ASHER SUSSER, Tel Aviv University
Susser is the Stanley and Ilene Gold Senior Fellow at the Moshe Dayan Center for Middle Eastern Studies at Tel-Aviv University. He is a former visiting professor in Israel studies at the University of Arizona and former visiting senior fellow on the Myra and Robert Kraft Chair in Arab Politics at Brandeis University. He has been teaching at Tel Aviv University's department for Middle Eastern History for over 30 years and director of their Moshe Dayan Center for Middle Eastern and African Studies from 1989-1995 and from 2001-2007. One of Israel’s leading experts on Jordan and the Palestinians, Susser was the only Israeli academic invited by Prime Minister Rabin to join him and King Hussein at their historic appearance before the U.S. Congress. His most recent publications include: Israel, Jordan and Palestine - The Two State Imperative (Crown Center publication, 2011); The Rise of Hamas in Palestine and the Crisis of Secularism in the Arab World (2010); Challenges to the Cohesion of the Arab State (ed. 2008); and Jordan: Case Study of a Pivotal State (2000).
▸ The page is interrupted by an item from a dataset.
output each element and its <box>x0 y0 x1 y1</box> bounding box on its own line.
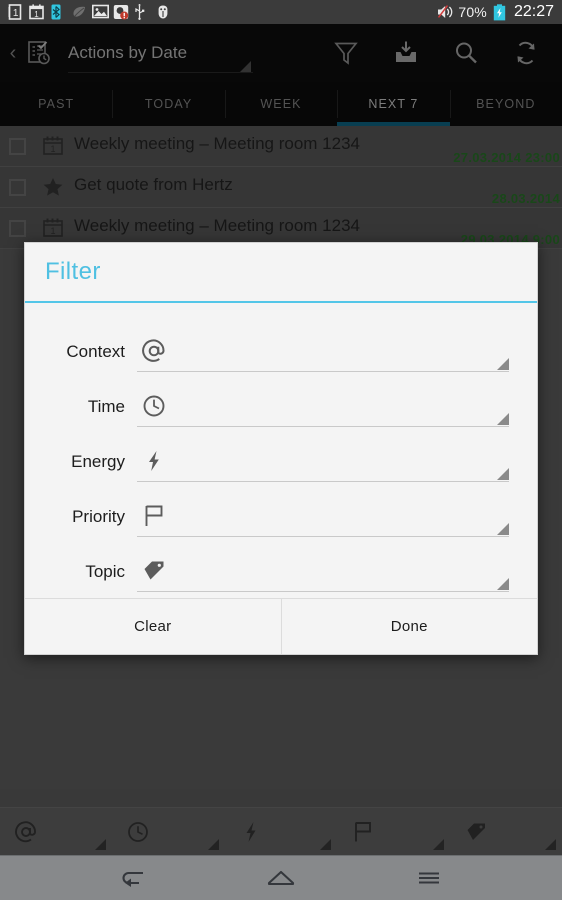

ILANA SZOBEL, Brandeis University
Ilana Szobel is assistant professor on the Joseph H. and Belle R. Braun Chair in Hebrew Literature. She received her doctorate from the Skirball Department of Hebrew and Judaic Studies at New York University. Her dissertation won the Ben Halpern award for Best Dissertation from the Association of Israel Studies. Ms. Szobel’s book, A Poetics of Trauma: The Work of Dahlia Ravikovitch examines the work of one of the most significant cultural figures in Israeli society since the 1967 war. It is being published by Brandeis University Press as part of the Schusterman Series in Israel Studies. In her teaching, Ms. Szobel presents the challenges posed by gender, war and peace, family structure, economic and cultural dislocation as compelling entry points for the study of Israeli society and culture.
ILAN TROEN, Brandeis University
Troen is the Stoll Family Chair in Israel Studies at Brandeis University and director of the Schusterman Center for Israel Studies. He has served as director of the Ben-Gurion Research Institute and Archives in Sede Boker, Israel and is a former dean of the faculty of humanities and social sciences at Ben-Gurion University of the Negev. He has authored or edited eleven books on American, Jewish and Israeli history. He is also the founding editor of Israel Studies (Indiana University Press), a leading international journal that publishes three issues annually on behalf of Brandeis and Ben-Gurion University. His recent book publications include Jewish Centers and Peripheries: European Jewry between America and Israel Fifty Years after World War II (1998); The Americanization of Israel (special issue of Israel Studies, 2001) with Glenda Abramson; Divergent Jewish Cultures: Israel and America (2001) with Deborah Dash-Moore; Imagining Zion: Dreams, Designs and Realities in a Century of Jewish Settlement (2003), and, with Jacob Lassner, Jews and Muslims in the Arab World; Haunted by Pasts Real and Imagined (2007). With Maoz Azaryahu, he co-edited in 2011, Tel-Aviv, The First Century: Visions, Designs, Actualities, for Indiana University Press.